For the First Federal acquisition, as part of the fair value of loans receivable, a net fair value discount was established for residential real estate, including home equity lines of credit, of $1.1 million that is being accreted over 55 months on a straight line basis. Approximately $240 thousand of accretion was taken into income for the twelve months ended December 31, 2015, compared to $318 thousand for the twelve months ended December 31, 2014. It is estimated that $189 thousand of accretion will occur annually through to 2017, and accretion of $157 thousand will occur during 2018. Similarly, for the Liberty Savings acquisition, as part of the fair value of loans receivable, a net fair value discount was established for residential real estate, including home equity lines of credit, of $1.2 million that is being accreted over 44 months on a straight line basis.
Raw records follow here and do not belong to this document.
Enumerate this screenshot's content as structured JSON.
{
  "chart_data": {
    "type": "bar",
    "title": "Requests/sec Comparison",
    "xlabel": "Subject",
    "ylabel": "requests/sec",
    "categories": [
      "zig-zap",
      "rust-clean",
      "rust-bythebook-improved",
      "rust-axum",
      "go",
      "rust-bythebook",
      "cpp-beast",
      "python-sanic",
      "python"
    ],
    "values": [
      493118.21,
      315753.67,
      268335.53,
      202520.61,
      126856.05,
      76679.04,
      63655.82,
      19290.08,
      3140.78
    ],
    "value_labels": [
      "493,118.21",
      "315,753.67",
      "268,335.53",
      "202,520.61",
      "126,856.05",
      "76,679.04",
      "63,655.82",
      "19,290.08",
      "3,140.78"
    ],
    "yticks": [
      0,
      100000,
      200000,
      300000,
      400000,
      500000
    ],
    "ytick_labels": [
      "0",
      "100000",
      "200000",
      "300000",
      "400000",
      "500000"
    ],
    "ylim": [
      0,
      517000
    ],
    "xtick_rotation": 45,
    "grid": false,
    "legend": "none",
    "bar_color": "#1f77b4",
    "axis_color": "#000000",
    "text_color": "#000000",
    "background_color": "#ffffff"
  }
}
Approximately $159 thousand of accretion was taken into income for the twelve months ended December 31, 2015, and it is estimated that $317 thousand of accretion will occur annually through to 2018, and accretion of $53 thousand will occur during 2019.
 
For the First Federal acquisition, as part of the fair value of certificates of deposit, a fair value premium was established of $276 thousand that is being amortized over 17 months on a straight line basis. Approximately $126 thousand of amortization was taken as expense during the twelve months ended December 31, 2015, compared to $150 thousand of amortization expense during the twelve months ended December 31, 2014. For the Liberty Savings acquisition, as part of the fair value of certificates of deposit, a fair value premium was established of $124 thousand that is being amortized over 17 months on a straight line basis. Approximately $44 thousand of amortization was taken as expense during the twelve months ended December 31, 2015. It is estimated that an additional $80 thousand of amortization will occur during 2016.